4) How do you decide what to take? While the process of making such decisions remains a matter of professional debate, at the AHC we primarily approach such decisions using a combination of “macro appraisal” (a concept that originated in Canadian archives) and good old-fashioned American pragmatism. Macro appraisal posits that the first decision should be which creators of records (whether individuals or organizations) a repository considers relevant and significant enough to wish to document. Best practice is to lay out relevance and significance in a formal collection development policy, though barely half of even the most elite U.S. repositories have one.
Only after identifying the records creators, according to macro appraisal, does an archives select among the records produced by a given individual or organization. For that level of selection, AHC archivists are informed a good deal by the types of materials that have been, over time, most helpful to researchers. This is where our inclination to normally select diaries and emails but not acquire utility bills and all 150 phone-camera images of someone’s birthday party comes in. As you can readily see, archival decisions about what to keep are not based on an exact science. However, we believe that we ought to be able to explain how and why we came to a given decision, rather than using something as inexplicable as intuition.

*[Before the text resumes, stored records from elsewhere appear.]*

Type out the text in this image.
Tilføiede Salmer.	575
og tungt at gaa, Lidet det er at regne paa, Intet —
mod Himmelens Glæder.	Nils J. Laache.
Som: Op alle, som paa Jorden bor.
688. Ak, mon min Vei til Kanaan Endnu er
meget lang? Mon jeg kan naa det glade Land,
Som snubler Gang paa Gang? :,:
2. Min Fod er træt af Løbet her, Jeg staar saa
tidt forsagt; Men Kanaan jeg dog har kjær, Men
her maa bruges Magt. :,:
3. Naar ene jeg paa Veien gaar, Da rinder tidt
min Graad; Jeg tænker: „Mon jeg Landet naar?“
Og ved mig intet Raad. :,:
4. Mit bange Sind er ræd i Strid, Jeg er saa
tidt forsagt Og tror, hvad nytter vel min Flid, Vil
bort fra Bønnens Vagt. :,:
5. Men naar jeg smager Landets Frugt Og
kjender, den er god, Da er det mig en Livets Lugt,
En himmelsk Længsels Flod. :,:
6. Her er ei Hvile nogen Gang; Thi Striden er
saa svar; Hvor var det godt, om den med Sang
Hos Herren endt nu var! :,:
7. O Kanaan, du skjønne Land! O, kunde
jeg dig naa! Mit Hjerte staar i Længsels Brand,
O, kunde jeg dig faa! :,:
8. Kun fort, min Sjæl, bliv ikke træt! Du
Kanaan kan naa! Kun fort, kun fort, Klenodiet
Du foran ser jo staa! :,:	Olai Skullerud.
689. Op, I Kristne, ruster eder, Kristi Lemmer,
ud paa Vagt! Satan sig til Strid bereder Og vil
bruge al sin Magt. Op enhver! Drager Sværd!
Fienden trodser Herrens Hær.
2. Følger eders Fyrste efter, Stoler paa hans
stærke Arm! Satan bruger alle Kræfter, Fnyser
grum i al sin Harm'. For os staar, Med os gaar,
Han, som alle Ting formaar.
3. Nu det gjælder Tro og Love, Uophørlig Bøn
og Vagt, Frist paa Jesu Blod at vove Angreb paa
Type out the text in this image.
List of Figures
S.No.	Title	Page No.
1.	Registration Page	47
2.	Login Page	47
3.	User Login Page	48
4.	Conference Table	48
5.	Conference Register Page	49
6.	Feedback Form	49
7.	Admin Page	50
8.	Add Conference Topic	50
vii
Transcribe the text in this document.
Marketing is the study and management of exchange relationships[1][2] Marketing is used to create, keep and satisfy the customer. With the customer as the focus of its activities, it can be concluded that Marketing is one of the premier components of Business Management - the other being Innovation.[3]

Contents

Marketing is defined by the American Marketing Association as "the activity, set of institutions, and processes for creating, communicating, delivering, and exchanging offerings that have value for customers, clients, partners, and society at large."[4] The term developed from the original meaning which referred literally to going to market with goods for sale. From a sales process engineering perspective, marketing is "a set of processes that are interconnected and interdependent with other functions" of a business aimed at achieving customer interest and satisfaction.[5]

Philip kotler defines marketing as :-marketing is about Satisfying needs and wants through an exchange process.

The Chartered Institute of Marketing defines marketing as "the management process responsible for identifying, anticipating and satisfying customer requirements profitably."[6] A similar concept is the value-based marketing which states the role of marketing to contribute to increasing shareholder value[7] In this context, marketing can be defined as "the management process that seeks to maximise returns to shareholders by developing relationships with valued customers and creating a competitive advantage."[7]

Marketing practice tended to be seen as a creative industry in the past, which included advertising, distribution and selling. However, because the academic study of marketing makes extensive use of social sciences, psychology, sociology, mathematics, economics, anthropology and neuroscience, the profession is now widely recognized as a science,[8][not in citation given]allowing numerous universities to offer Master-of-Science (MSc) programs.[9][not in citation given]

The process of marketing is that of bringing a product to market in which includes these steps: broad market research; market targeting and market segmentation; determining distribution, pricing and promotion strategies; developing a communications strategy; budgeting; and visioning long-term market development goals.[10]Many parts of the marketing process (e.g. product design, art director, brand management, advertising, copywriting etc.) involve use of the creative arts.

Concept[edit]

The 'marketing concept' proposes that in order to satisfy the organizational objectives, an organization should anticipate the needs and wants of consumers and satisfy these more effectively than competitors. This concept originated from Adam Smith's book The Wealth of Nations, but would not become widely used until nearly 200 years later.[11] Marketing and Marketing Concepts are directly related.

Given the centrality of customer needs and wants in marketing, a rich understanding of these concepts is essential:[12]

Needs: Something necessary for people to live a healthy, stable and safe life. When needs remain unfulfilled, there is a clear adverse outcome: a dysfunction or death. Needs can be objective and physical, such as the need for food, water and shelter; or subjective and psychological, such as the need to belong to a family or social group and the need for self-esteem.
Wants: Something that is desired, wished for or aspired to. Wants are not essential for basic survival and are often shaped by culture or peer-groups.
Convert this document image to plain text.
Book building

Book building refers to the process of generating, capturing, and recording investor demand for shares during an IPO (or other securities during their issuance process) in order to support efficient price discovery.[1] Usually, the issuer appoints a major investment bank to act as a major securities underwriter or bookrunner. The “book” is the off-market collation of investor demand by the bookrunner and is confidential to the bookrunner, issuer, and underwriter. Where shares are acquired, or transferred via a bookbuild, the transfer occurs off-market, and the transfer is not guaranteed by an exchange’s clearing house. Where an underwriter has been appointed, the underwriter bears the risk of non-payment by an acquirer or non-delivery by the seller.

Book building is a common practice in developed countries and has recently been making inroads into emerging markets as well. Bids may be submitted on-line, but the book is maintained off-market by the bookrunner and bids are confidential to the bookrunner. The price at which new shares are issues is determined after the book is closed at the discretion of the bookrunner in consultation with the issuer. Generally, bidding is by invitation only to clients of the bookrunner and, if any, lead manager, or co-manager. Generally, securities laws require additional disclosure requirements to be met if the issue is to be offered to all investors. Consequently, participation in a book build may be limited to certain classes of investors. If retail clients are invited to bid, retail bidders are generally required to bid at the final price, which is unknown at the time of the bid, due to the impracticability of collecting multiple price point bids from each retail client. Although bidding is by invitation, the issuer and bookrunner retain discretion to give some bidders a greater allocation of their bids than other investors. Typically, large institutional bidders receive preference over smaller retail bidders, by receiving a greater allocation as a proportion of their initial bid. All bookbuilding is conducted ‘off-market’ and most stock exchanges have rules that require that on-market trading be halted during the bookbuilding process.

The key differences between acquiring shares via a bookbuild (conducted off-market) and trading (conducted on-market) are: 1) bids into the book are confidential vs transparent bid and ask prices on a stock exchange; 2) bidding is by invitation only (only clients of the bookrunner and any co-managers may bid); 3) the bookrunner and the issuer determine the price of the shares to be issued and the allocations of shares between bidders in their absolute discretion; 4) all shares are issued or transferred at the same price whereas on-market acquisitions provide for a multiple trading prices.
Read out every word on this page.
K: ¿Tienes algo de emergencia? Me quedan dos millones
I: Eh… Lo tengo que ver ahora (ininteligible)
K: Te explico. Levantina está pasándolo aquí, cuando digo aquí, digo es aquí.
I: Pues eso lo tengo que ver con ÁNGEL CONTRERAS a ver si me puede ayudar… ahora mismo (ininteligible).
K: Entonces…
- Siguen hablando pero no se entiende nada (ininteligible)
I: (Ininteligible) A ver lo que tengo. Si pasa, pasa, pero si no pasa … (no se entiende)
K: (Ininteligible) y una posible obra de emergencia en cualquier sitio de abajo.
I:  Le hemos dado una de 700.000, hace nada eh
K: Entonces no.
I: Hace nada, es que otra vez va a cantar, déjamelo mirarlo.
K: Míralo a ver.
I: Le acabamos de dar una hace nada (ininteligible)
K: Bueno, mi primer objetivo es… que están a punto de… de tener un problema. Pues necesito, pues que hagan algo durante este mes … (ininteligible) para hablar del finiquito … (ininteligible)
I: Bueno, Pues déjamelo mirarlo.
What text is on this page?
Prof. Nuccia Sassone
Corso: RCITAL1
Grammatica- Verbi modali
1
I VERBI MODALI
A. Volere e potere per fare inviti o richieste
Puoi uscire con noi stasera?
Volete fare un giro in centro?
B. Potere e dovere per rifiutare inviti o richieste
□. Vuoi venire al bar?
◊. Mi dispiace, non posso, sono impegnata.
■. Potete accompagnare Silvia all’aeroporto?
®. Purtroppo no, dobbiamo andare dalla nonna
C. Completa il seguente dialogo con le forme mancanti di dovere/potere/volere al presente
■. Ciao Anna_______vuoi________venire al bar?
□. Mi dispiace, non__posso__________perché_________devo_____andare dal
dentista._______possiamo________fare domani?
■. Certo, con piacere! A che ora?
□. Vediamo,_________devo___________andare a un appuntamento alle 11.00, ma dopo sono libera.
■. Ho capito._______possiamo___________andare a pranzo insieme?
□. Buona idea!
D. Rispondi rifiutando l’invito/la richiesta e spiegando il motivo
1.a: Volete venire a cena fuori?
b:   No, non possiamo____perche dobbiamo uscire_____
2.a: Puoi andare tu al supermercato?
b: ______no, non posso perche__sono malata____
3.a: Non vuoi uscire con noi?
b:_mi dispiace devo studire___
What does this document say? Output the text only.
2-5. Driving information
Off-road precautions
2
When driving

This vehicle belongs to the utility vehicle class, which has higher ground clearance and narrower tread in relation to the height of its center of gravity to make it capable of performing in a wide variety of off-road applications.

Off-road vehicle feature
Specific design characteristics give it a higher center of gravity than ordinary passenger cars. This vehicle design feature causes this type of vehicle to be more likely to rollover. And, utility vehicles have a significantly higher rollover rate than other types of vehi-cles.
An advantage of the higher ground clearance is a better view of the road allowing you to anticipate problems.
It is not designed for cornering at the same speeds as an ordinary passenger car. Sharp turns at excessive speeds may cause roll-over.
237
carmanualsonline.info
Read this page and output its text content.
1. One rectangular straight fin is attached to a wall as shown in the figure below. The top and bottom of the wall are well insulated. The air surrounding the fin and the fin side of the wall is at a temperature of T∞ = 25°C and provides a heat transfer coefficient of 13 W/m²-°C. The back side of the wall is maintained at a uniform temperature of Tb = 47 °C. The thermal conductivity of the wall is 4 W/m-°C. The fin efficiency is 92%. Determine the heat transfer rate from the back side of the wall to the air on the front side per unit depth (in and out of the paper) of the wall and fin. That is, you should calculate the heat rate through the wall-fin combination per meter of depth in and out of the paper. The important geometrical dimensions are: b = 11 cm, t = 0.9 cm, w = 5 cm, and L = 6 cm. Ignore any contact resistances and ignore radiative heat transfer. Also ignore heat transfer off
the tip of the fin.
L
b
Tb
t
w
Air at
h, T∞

5) When will everything be digitized? The short answer is “never.” The easiest explanation is that we have 188 million-plus items in our collections, and even at what, for the archival profession, has been our rapid pace of 75,000 scans in the past two years it would take 5,000 YEARS to digitize our existing holdings—and that doesn’t include all the material we would acquire in the meantime. It also doesn’t account for the fact that copyright laws prohibit us from placing large portions of our holdings online. Nevertheless, we will continue to work toward being at the front of the pack in terms of how quickly we do scan our collections.
6) Why doesn’t the AHC collect only Wyoming history? The Center does hold one of the most significant and substantial collections of Wyoming and Western history, particularly for the 20th century, in the nation. But we also hold internationally recognized manuscript collections for: U.S. aviation and aerospace, U.S. environmentalism, world economic geology, U.S. popular entertainment, U.S. journalism, U.S. military history, U.S. ranching, post-war U.S. conservatism, and “Asia through American eyes”; our rare book library documents (among many other things) the world’s religions, the global evolution of printing, and world-wide travel and exploration. Why do we have so much material that is not restricted to Wyoming or the Western U.S.?
The answer is that traditionally America’s land grant universities have believed their repositories—as well as the university itself—should give students and citizens the chance to learn broadly (thus virtually every land grant university has primary source collections that extend far beyond the state’s borders). The students and citizens of Wyoming, no less than those in any other state, deserve to have access to historical sources of relevance to some of the school’s broad areas of study. Moreover, events in Wyoming have to be understood in the context of national events, and events in Wyoming have repercussions in the rest of the nation.